As I come to think about it, observations in natural science are much influenced by our expectation. Einstein as a reputable scientist is well-respected and his ideas will usually gain attention from the science community as he is highly-regarded as a genius due to his incredible range of theoretical physics publication in the early 1900s. Hence, as we are confident of his findings, we tend to believe that the theory is true without the need of being justified. Clearly, the science community is actually making an ad hominem fallacy.

The flaw of natural science through the treatment of double standard shifts the question to be, does the need of evidence in assertions are subjective in natural science? I personally believe that, each assertion deserves an equal treatment of being validate before being dismissed as Richard van de Lagemaat quoted, many scientific discoveries are counter-intuitive and go against untutored common sense. Logically, as the need of evidence is arguably important in natural science, the same must go to other areas of knowledge, including religion.

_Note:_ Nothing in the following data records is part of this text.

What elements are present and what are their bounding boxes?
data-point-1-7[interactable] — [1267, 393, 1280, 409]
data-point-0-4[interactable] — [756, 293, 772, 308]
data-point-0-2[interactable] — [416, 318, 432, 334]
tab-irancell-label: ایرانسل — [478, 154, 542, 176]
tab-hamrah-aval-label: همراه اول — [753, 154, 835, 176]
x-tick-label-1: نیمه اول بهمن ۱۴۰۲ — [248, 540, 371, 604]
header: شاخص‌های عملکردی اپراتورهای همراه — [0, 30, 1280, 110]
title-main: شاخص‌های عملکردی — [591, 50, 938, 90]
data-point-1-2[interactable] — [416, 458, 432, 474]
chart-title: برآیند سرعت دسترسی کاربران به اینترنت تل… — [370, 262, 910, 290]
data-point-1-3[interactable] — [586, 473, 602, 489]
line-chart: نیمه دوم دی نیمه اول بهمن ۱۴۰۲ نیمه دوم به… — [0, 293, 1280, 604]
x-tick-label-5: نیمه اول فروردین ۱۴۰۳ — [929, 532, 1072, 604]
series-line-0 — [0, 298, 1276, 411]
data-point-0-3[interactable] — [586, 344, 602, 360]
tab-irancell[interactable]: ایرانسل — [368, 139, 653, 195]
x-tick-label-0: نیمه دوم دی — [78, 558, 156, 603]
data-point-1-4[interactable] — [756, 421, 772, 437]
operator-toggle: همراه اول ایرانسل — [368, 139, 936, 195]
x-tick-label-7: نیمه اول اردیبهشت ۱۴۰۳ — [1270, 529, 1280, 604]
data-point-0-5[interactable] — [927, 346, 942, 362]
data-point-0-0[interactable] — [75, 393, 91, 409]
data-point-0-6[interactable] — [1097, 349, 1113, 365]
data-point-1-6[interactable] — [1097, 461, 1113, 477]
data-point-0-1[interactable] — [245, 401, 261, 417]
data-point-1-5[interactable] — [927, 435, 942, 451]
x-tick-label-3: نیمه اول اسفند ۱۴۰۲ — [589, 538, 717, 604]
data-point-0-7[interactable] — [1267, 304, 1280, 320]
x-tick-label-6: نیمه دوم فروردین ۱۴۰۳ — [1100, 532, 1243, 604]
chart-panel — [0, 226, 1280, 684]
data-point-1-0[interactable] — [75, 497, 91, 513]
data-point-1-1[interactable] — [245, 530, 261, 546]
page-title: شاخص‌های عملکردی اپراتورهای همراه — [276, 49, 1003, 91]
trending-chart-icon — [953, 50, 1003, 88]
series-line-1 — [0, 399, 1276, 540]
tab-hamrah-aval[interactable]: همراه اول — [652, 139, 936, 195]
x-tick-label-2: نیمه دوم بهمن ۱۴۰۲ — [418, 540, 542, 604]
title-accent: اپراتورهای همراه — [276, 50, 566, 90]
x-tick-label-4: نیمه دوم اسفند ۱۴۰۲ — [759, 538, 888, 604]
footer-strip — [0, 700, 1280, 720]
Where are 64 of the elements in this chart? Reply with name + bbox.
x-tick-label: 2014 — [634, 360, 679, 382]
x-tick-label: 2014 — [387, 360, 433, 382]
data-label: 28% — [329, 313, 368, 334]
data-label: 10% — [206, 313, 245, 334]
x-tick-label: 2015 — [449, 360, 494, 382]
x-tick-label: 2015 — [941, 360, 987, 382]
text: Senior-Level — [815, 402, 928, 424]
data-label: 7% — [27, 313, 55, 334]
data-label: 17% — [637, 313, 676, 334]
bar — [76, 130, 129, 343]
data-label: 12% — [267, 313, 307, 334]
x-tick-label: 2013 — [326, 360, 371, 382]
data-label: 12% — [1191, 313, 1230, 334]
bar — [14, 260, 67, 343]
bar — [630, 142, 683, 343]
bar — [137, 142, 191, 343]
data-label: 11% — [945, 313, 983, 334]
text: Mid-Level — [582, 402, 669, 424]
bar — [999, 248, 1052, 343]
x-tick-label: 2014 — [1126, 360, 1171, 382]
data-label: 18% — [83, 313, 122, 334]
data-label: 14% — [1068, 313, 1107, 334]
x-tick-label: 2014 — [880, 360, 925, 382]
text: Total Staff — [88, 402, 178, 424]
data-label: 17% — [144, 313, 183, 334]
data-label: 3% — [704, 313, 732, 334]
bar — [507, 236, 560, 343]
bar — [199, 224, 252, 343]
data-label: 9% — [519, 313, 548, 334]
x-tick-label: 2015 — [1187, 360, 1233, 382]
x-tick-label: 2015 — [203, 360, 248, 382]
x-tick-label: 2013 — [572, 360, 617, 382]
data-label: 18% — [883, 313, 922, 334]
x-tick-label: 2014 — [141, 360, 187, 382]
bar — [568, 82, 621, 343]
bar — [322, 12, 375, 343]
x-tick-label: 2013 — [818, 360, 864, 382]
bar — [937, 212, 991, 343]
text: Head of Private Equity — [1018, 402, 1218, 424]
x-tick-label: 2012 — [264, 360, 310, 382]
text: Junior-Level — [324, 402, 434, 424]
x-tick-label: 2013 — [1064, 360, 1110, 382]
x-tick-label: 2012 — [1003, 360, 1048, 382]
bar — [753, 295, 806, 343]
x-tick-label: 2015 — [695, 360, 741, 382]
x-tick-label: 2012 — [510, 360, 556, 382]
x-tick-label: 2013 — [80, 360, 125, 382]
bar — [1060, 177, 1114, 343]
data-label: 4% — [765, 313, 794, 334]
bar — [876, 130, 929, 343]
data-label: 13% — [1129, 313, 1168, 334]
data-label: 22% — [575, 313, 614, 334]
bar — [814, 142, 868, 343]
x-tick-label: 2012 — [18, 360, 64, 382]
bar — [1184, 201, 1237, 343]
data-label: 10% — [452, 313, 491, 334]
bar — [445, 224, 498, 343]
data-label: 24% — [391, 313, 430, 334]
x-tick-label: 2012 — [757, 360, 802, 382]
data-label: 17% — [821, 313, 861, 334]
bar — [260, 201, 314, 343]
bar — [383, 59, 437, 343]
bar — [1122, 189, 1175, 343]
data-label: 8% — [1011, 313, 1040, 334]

Nevertheless, proofs of the existence of God are just too vague that they can be easily dismissed by skeptics. While skeptics based their argument of this matter, Sheikh Muhammed Salih Al-Munajjid explained that there are actually three categories of evidence which proves the existence of God, which are the instinctive evidence, tangible evidence and revelatory evidence. Therefore, this explains why religious scholars often based their reasoning that God exists through the existence of the holy book – the tangible evidence.

One could still argue that, relating the creation of the holy book with the existence of God is merely a fallacy portrayed through circular reasoning, i. e. what makes you say that God exists? Because there is the holy book. Who created the holy book? God created them. In fact, since the holy book itself is a form of historical document, the holy book could be influenced by deliberate manipulation by individuals to suit their interests. Therefore, if the information of a historical document such as the holy book is altered, the reason to claim that it is a proof of God’s existence is no more valid.